I do try to have willpower, but sometimes it just doesn’t work. Having decided that I wouldn’t be going to see the revival of Harold Pinter’s Old Times, the announcement of Kristin Scott Thomas’ Olivier nomination crumbled my resolve and sure enough, I made enquiries into finding someone who would do me the kindness of day-seating. Part of the reason for not going was that I knew that if I had seen it once, I would want to see it a second time as Scott Thomas and Lia Williams alternated the two female roles of Kate and Anna throughout the run and I do like to complete a set.
In the end, I was lucky and able to call in on some favours which meant I did get to see it two times in the last couple of weeks and from the vantage point of the front row which made it worthwhile as the quality of the acting was hypnotically good, from both actresses and also from Rufus Sewell’s Deeley. But Pinter has always been a playwright whose charms have eluded me and Old Times is as gnomic an example of his work as any and though I was glad to have been able to take in both iterations of the cast, I can’t say that it really added a huge amount to my understanding (or lack thereof) of the play.
In their coastal farmhouse, husband and wife Deeley and Kate are chatting about the imminent arrival of her old friend Anna, but she hasn’t seen her for 20 years and he doesn’t recall her at all. What follows is a series of reminiscences as Deeley and Anna compete to remember Kate with the greatest degree of accuracy, fighting over details of trips to London exhibitions and the cinema and competing over levels of intimacy. Fighting over the past is their way of laying claim to the extremely passive Kate but as the battles of the play progress, it becomes increasingly clear that nothing is in fact that clear.
The ambivalence that characterises so much of Pinter’s writing is in full force here but rather being entirely wilfully obtuse, the possibilities it opened up seemed intriguing to me in a way which was rather fascinating, both to discuss in the pub afterwards and also again when watching the second viewing. We’re never sure exactly who or what is real – they might all be dead, Anna might be the long-suppressed split personality of Kate, or she might be a fantasy figure dreamed up by the couple. So little is given away though that any interpretation that you care to spin onto Ian Rickson’s production would fit, and no-one could argue otherwise.

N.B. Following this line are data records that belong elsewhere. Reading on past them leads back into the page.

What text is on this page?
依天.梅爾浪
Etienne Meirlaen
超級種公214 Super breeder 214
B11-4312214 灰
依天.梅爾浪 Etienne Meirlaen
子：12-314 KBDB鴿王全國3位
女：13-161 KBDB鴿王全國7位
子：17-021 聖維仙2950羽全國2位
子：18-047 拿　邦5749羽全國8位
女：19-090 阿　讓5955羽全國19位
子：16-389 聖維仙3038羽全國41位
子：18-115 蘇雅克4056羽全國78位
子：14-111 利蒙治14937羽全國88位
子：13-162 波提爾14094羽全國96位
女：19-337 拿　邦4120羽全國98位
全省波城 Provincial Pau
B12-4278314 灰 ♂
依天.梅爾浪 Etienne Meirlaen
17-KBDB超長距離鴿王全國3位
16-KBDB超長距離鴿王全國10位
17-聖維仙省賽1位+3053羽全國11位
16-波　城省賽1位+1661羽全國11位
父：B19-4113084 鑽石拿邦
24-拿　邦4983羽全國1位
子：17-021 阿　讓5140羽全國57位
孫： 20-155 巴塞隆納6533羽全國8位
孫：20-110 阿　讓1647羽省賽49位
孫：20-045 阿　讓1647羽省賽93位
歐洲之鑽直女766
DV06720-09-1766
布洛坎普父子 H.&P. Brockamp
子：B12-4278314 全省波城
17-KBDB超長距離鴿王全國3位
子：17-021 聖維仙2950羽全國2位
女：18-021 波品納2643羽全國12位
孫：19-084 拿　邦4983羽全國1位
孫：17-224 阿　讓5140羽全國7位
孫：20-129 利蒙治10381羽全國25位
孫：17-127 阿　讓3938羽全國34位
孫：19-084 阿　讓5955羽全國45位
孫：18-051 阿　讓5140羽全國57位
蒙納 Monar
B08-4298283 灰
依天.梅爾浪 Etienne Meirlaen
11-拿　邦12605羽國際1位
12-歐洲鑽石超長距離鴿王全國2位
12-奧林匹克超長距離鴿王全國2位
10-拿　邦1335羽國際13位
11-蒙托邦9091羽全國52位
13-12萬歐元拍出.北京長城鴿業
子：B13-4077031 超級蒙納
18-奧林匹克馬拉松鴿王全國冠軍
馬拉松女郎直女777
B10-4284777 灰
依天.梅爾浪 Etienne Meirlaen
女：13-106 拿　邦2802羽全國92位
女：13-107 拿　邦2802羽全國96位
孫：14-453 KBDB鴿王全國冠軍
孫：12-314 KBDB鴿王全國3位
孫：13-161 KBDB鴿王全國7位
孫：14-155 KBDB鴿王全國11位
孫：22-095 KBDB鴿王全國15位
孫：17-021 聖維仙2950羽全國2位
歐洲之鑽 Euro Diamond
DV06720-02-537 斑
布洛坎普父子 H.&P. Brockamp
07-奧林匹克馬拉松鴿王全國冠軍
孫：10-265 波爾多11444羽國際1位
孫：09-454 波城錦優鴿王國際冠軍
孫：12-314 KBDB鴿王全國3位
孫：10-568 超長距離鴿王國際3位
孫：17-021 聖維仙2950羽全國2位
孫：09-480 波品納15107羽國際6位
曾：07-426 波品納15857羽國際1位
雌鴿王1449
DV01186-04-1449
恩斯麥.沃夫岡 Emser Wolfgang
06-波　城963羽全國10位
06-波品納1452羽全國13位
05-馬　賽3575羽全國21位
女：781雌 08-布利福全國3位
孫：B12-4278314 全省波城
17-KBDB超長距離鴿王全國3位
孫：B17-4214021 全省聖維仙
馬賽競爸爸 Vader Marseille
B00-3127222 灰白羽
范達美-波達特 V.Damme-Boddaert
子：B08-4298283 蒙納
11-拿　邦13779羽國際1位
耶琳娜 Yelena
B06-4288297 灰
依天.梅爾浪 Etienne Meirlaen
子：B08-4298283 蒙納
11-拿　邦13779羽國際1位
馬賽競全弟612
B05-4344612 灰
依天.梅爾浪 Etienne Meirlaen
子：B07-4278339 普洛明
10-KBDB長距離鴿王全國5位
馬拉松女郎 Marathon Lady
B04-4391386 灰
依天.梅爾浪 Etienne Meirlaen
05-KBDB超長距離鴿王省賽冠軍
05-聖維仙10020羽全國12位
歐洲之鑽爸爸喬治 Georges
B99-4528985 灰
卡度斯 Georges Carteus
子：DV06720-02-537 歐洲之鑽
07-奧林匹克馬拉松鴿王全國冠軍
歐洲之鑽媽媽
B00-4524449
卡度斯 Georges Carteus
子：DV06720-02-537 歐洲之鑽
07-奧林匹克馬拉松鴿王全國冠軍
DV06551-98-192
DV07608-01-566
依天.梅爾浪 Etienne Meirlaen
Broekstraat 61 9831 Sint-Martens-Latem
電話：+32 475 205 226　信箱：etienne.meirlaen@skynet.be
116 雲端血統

Sewell’s presence onstage remains constant in both versions, a pugnacious presence of decreasing certainty and dissolving masculinity and it was genuinely interesting to see how Lia Williams and Kristin Scott Thomas compared and contrasted in their different takes on the two women. Out of the two, I preferred Scott Thomas’ seductively absorbing take on Anna and Williams’ languorous enigma as Kate – both actresses seemed to feel more comfortable this way round and thus pulling out more interesting interpretations. (Though as this was the first way round I saw them, I wonder how much that was a factor.)
I still can’t say that Pinter is a playwright I enjoy but I do seem to be edging closer to an appreciation for what he was trying to achieve – it certainly helps when the casts are of such quality and the seats are so good and so cheap. And on a last note, it does seem remarkably churlish of the Olivier judges to nominate one and not the other of this pair of fine performers as I am sure the exercise of cross-casting will have informed both their work in a way which is difficult to untangle.